Newsroom

March 18, 2015

NAFCU, trades ask CFPB for TILA/RESPA 'grace period'

NAFCU and 15 other financial trade associations asked CFPB for a "grace period" or "restrained enforcement and liability" for institutions complying in good faith with the Truth in Lending Act/Real Estate Settlement Procedures Act integrated mortgage disclosures rule after Aug. 1, the effective date, through year-end.

The trades also asked for "authoritative written guidance to complete implementation" on the new rule, a move that would ease the regulatory burden of the rule change.

The groups said that despite having 21 months to prepare for the changes, those subject to this "uniquely complex regulation" won't fully grasp how to properly implement it and comply until guidance is provided and they log some experience with the new forms and processes.

"While you have indicated that the CFPB would not act unreasonably on August 2,," they wrote "there is no opportunity under this regulation to comply early, which means that industry will not be able to test systems, in real-time, in real circumstances, until after August 1."
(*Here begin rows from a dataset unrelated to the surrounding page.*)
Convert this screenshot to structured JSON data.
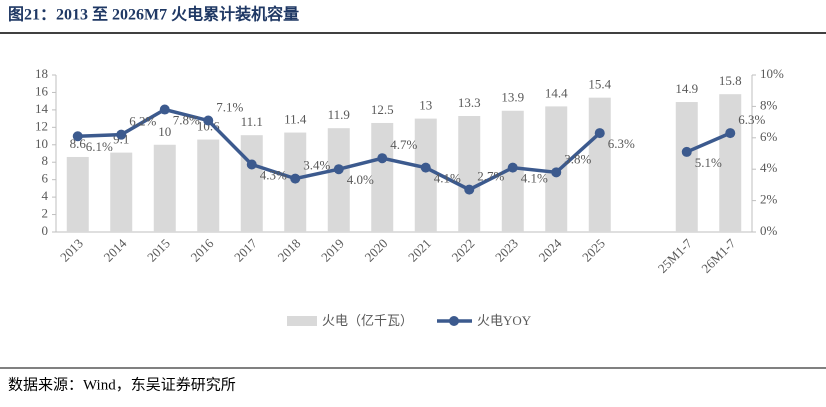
{
  "chart_data": {
    "type": "bar-line",
    "title": "图21：2013 至 2026M7 火电累计装机容量",
    "source": "数据来源：Wind，东吴证券研究所",
    "categories": [
      "2013",
      "2014",
      "2015",
      "2016",
      "2017",
      "2018",
      "2019",
      "2020",
      "2021",
      "2022",
      "2023",
      "2024",
      "2025",
      null,
      "25M1-7",
      "26M1-7"
    ],
    "series": [
      {
        "name": "火电（亿千瓦）",
        "type": "bar",
        "color": "#d9d9d9",
        "values": [
          8.6,
          9.1,
          10.0,
          10.6,
          11.1,
          11.4,
          11.9,
          12.5,
          13.0,
          13.3,
          13.9,
          14.4,
          15.4,
          null,
          14.9,
          15.8
        ]
      },
      {
        "name": "火电YOY",
        "type": "line",
        "axis": "y2",
        "color": "#3c5a8e",
        "values": [
          6.1,
          6.2,
          7.8,
          7.1,
          4.3,
          3.4,
          4.0,
          4.7,
          4.1,
          2.7,
          4.1,
          3.8,
          6.3,
          null,
          5.1,
          6.3
        ],
        "value_labels": [
          "6.1%",
          "6.2%",
          "7.8%",
          "7.1%",
          "4.3%",
          "3.4%",
          "4.0%",
          "4.7%",
          "4.1%",
          "2.7%",
          "4.1%",
          "3.8%",
          "6.3%",
          null,
          "5.1%",
          "6.3%"
        ]
      }
    ],
    "ylim": [
      0,
      18
    ],
    "yticks": [
      0,
      2,
      4,
      6,
      8,
      10,
      12,
      14,
      16,
      18
    ],
    "y2lim": [
      0,
      10
    ],
    "y2ticks": [
      {
        "value": 0,
        "label": "0%"
      },
      {
        "value": 2,
        "label": "2%"
      },
      {
        "value": 4,
        "label": "4%"
      },
      {
        "value": 6,
        "label": "6%"
      },
      {
        "value": 8,
        "label": "8%"
      },
      {
        "value": 10,
        "label": "10%"
      }
    ]
  }
}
Among those signing the letter were American Bankers Association, the community Mortgage Lenders of America, CUNA, the Independent Community Bankers of America, and the National Association of REALTORS.

Last week, NAFCU President and CEO Dan Berger on Friday asked NCUA Board members to consider credit unions' "good faith efforts" to comply with the rule.

NCUA has taken this kind of approach before: Berger recalled the agency considered credit unions' "good faith efforts toward substantial compliance" in the early days of CFPB's ability-to-repay, qualified mortgage and mortgage servicing rules in 2014.

NAFCU's regulatory compliance team has put together a compendium of resources on CFPB's mortgage rules, including the TILA-RESPA integrated mortgage disclosure rule, which is available on the association's website.